Let $X \xrightarrow{x} Z \xleftarrow{y} Y$ be a cospan of sets, and consider the pullback $X \times_Z Y$.
Given $f\colon Y \to Y'$, I would like to show that $\newcommand{\id}{\operatorname{id}}\id_X \times_Z f$ is an isomorphism if, and only if, $f$ is an isomorphism.
The if-direction is clear, but I'm struggling with $\implies$.
Specifically, I'm struggling with showing that $(\id \times_Z f)^{-1}$ is again of the form $\id \times_Z g$.
So let $\id_X \times_Z f$ be invertible. By the universal property of pullbacks, we have \begin{align} \operatorname{Fun}(X \times_Z Y', X\times_Z Y) \cong \{ (\alpha, \beta) \mid x \circ \alpha = y \circ \beta \} \subset \operatorname{Fun}(X \times_Z Y', X) \times \operatorname{Fun}(X \times_Z Y', Y) \ , \end{align} and given some map $u$ on the LHS, the two maps on the RHS are determined by \begin{align} \alpha = \pi_1 \circ u \quad \text{and} \quad \beta = \pi_2 \circ u \ , \end{align} where $\pi_i$ are the projections.
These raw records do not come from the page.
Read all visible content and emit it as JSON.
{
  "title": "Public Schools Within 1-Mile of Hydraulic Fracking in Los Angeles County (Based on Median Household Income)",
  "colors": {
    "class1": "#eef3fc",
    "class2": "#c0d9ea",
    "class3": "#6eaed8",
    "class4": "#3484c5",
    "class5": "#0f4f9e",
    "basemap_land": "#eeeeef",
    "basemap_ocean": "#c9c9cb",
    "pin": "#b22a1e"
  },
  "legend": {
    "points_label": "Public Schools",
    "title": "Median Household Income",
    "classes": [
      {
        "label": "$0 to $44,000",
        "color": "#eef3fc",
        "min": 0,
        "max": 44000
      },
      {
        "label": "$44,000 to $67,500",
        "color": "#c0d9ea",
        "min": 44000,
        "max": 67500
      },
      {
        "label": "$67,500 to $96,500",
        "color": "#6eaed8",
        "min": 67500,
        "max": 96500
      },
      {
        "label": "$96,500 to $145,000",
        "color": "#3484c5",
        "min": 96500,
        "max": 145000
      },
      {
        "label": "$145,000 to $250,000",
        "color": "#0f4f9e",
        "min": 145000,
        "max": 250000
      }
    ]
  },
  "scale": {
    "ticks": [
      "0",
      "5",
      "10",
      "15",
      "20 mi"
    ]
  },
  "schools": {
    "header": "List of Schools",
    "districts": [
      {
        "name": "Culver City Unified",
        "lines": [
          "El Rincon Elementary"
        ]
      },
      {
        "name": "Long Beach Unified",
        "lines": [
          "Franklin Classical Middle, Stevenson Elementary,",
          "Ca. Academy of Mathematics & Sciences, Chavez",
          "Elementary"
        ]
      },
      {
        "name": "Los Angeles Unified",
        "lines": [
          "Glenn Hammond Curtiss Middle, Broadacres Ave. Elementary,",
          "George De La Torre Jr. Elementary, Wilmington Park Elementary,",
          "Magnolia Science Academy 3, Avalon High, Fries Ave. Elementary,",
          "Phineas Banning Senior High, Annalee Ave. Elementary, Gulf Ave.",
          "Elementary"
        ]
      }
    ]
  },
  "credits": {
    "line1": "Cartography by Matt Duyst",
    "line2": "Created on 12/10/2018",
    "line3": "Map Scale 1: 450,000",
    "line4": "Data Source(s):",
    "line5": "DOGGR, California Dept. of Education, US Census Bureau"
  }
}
So, for $u = (\id_X \times_Z f)^{-1}$, we are obviously forced to have $\alpha = \pi_1$, but of $\beta$ we only know that its some function $X \times_Z Y' \to Y$ satisfying $\beta \circ \id \times_B f = \pi_2$.
So I don't really see how/where the $X$-dependence of $\beta$ vanishes. Any help would be appreciated.
Edit: Let us also assume that $X \to Z$ is a surjection and that $Z$ is not empty.